Ignorando el significado, el niño captó el sonido y las imágenes que vio en ese momento cambiaron por lazos amarillos, verdes, negros y rojos. Se movió hacia la fuente del sonido, pero sólo vio imitaciones en miniatura de cometas etéreos que giraban alrededor de una vara negra con letras rojas:

Nous sommes du soleil,
We love when we play,
We love when we play.

– ¿Dónde está el río?
– ¿No lo ves?

Al señalarlo, la tierra se movió hasta formar una gruta. En la oscuridad de la construcción, nació un hilillo de agua, y pronto toneladas de agua fueron expulsadas de allí. Pero al tocar el suelo, las aguas se elevaron e inundaron los cuerpos de ambos. Súbitamente, un ciclón nació desde lo más profundo de la tierra y les atrapó.

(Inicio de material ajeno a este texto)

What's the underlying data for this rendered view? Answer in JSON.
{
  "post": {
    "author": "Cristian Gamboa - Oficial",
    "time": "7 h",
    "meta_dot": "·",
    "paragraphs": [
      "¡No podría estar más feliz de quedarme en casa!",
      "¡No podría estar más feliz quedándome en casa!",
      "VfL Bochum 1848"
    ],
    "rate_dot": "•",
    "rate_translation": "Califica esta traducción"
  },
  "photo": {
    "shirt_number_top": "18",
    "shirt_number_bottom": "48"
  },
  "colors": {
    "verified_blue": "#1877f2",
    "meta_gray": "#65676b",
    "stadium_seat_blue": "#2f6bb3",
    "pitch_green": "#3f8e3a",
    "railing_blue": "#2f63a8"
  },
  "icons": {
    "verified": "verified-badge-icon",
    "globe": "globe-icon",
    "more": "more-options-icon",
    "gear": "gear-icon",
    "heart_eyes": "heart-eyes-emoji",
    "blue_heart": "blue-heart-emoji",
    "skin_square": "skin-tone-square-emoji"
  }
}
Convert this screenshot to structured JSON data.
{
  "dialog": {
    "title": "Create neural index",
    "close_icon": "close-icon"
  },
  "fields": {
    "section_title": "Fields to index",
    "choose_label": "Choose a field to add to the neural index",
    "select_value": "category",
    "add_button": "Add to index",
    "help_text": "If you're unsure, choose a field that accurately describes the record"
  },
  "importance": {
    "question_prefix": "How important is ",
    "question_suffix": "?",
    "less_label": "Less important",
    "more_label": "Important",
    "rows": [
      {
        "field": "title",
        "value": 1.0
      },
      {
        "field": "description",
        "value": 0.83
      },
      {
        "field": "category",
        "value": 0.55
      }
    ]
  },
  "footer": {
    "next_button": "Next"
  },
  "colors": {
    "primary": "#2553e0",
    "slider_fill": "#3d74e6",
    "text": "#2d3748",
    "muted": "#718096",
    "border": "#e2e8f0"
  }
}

– Menudo viaje –comentó Sándor mientras exprimía su ropa. Regresaron hacia la casa y ambos sentían frío, pero también estaban relajados –nunca creí que fuese tan…
– Extraño, sí que lo es. Pero de eso se trata.

A la semana siguiente, los dos perseguían un jabalí. El animal bruscamente cambió su rumbo y la bala se alojó en su lomo. Aceleró y avanzó a pesar de sus heridas. Orrot graduó su escopeta y cambió las balas. Después de sentir una sacudida, apretó el gatillo (otra gran sacudida sintió) e inmediatamente sus oídos sangraron por los decibeles. Al abrir los ojos, la pólvora hizo una cortina espesa que le impidió ver del todo, pero oyó el último quejido del animal.

– ¡Orrot!–musitó Sándor –¿Quién apagó las luces?
– Nadie… Yo jamás puedo apagar luces.
– ¡Hace frío! Demasiado, y duele.

El cazador repelió los vestigios de la pólvora y vio el cuerpo unido al tronco de un manzano. Resolló y acarició la mano de Sándor, la que se separó de la muñeca.

– No, Orrot.
– Sándor…

La escopeta estaba fundida y apenas había sentido que su mano ya le era inútil por la quemadura… Desde hace años. Porque cuando Orrot oyó la voz de Sándor (la que viajaba a través del viento) y le siguió, llegó al punto muerto, donde el jabalí acabó seccionado en trozos. El reflejo del agua le disparó y se había materializado cerca del árbol. La marca de Sándor era indeleble, y Orrot supo que su reflejo o, en su defecto, el pasado, le había matado indudablemente.